Abstract

The preparation of sourdough may include the use of starter microorganisms to address the fermentation process toward specific conditions. The aim of this work was to study the dynamics of the microbial ecosystem in three liquid sourdoughs (SD1, SD2 and SD3) triggered with the same microbial strains. Lactiplantibacillus plantarum (formerly known as Lactobacillus plantarum), Saccharomyces cerevisiae and Candida lambica strains were inoculated as starters, and sourdoughs were differentiated for the fermentation conditions and for the method of starter inoculation. The analyses were performed on the three sourdoughs propagated in the laboratory for 22 days and on the sample SD1, which was transferred to a bakery and refreshed over many months. The dynamics of microbial communities were studied by plate-count analysis and metataxonomic approach. The acidity of sourdough was evaluated over time. Metataxonomic analysis highlighted a large heterogeneity of fungi microbiota in all sourdough preparations, many of them probably originated from the flour, being pathogens of plants. Few yeast species were found, and S. cerevisiae was plentiful but did not predominate over the other species, whereas the C. lambica species decreased over time and then disappeared in all preparations.

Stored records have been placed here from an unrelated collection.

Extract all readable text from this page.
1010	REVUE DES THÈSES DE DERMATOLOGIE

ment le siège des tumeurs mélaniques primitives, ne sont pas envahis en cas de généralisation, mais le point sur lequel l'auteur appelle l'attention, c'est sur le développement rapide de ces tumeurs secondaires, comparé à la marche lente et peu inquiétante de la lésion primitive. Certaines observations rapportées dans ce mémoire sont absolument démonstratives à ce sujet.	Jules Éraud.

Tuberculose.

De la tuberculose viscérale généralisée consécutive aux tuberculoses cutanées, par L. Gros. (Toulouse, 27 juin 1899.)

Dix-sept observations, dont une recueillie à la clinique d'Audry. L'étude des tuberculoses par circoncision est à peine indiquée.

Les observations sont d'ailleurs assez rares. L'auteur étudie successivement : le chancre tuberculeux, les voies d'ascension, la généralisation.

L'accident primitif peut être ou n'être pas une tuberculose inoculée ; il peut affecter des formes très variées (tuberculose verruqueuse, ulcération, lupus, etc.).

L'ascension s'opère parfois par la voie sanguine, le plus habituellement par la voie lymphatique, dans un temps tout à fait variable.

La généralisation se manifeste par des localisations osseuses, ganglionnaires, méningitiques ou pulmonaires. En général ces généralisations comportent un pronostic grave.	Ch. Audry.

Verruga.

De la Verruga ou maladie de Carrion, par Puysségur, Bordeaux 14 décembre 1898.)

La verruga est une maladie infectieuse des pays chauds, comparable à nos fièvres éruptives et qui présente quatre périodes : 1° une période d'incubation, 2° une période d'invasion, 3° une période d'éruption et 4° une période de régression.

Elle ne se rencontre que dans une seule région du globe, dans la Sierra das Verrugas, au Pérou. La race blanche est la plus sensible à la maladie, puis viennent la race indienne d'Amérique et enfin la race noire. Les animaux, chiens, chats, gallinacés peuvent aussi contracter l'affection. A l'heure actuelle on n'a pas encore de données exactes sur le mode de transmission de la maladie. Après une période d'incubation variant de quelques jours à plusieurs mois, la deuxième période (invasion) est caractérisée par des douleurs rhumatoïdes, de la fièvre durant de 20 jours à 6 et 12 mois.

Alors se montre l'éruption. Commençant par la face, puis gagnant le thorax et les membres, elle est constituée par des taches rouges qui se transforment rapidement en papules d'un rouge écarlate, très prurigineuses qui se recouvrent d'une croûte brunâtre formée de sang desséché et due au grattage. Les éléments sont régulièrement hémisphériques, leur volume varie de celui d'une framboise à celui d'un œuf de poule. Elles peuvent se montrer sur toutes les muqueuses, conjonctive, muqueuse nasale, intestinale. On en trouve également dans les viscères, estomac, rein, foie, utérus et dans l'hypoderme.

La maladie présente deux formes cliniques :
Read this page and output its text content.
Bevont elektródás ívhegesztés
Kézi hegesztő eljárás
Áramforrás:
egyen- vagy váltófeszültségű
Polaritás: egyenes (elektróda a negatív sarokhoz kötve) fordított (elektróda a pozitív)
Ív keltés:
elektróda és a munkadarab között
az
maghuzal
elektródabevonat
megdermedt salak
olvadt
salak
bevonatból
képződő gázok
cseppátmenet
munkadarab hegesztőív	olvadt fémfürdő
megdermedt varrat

The bacterial microbiota was less heterogeneous than the fungi microbiota; the species L. plantarum, Leuconostoc citreum and Levilactobacillus brevis (formerly known as Lactobacillus brevis) were always present in all sourdoughs, whereas Fructilactobacillus sanfranciscensis (formerly known as Lactobacillus sanfranciscensis) became the dominant species in bakery-propagated SD1 and in SD2 at the end of the propagation period.